ルーム・ニッポン 東日本大震災支援バッグのデザイン拡充

2020/03/19 06:27 更新


 東日本大震災の被災地を支援する一般社団法人ルーム・ニッポンが今年も、「ルームバッグ」を販売する。震災の翌年から毎年新作を発表し、9年目。「新たな企画に取り組む」(加賀美由加里代表)10年目に向け、これまでの人気商品を集め、デザインの幅を広げた。3月20~31日、東京のドーメル青山店で展示受注する。

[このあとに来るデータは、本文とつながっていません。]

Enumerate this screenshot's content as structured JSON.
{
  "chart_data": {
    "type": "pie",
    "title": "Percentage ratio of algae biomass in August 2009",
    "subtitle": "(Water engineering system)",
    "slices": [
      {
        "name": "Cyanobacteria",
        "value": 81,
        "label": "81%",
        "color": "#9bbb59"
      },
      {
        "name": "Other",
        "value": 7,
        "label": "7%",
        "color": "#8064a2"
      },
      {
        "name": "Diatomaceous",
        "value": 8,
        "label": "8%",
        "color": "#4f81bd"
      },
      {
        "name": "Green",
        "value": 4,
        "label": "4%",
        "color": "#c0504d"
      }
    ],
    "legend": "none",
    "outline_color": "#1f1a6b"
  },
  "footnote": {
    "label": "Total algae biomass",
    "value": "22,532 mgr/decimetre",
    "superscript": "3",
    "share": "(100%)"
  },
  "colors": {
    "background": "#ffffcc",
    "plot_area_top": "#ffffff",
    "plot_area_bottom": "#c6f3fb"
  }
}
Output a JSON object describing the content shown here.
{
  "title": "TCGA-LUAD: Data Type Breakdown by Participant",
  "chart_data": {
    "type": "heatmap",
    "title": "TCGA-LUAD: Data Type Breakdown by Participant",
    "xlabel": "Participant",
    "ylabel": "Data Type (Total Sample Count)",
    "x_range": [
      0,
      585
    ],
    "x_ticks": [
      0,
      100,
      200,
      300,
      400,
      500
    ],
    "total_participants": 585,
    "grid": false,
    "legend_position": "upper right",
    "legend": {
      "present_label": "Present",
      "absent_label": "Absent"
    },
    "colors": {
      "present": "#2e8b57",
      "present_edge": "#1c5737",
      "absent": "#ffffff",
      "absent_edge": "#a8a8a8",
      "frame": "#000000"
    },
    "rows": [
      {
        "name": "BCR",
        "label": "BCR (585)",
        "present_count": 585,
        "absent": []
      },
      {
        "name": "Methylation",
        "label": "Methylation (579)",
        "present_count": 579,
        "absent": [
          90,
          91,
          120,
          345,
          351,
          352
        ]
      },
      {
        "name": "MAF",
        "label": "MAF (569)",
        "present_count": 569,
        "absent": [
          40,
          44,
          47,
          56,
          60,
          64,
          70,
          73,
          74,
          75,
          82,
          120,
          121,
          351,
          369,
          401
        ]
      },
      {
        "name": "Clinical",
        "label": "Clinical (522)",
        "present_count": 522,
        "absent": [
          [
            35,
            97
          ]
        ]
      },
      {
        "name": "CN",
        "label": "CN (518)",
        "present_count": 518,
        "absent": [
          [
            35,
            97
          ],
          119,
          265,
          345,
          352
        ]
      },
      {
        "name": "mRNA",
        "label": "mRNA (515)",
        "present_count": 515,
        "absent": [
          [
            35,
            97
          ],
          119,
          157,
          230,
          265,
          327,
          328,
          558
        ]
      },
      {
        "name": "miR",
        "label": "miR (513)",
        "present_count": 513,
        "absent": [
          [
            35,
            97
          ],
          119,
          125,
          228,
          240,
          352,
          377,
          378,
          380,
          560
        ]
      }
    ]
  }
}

【関連記事】《東日本大震災9年》東北の縫製業、婦人服専門店 復興へ若い人材育てる

 ルーム・ニッポンは、東日本大震災で甚大な被害を受けた宮城県南三陸町へ、ファッションを媒介にした復興支援活動をしている。ルームバッグは、同地の元電子部品メーカー、アストロ・テックに生産を依頼し、地場産業の活性化と地域の雇用創出につなげてきた。収益の一部は、ルーム・ニッポンの復興支援プロジェクト「KIBOU311」を通じ、南三陸町への桜の植樹に使用される。バッグの購入者は「南三陸町とのつながりや社会に役に立つことの心地よさ」を感じ、作り手にとっては、自らの仕事が目に見える形で復興に役立てられることが励みになっているという。

 今回は、人気が高かった形に絞り、色柄を変えた5品番を新たに投入する。キャンバストート(税込みで小1万6500円、大2万900円)は、マリンカラーやグレー、トリコロールを加えた。ハンドメイドの革メッシュトート(小5万1700円、大7万5900円)は、水の青、津波の黒、雪の白など震災の日の風景の色を交差させたデザインなどを揃えた。

 「エコやサステイナビリティー(持続可能性)という言葉をたくさん目にするようになったけれど、地域の復旧・復興、地元の仕事を生むことも第一歩になるのでは」と加賀美代表。ルームバッグを通じ、「そういうことを少しでも喚起していけたら」と話す。東日本大震災の被災地は「復旧を終えて、これから復興という段階」で、今後も継続的な支援が必要だ。受注会を中心に販売してきたが、「もっと広く発信し、気持ちを共有してもらいたい」と、来年をめどに公式サイトを刷新し、ECの導入も計画している。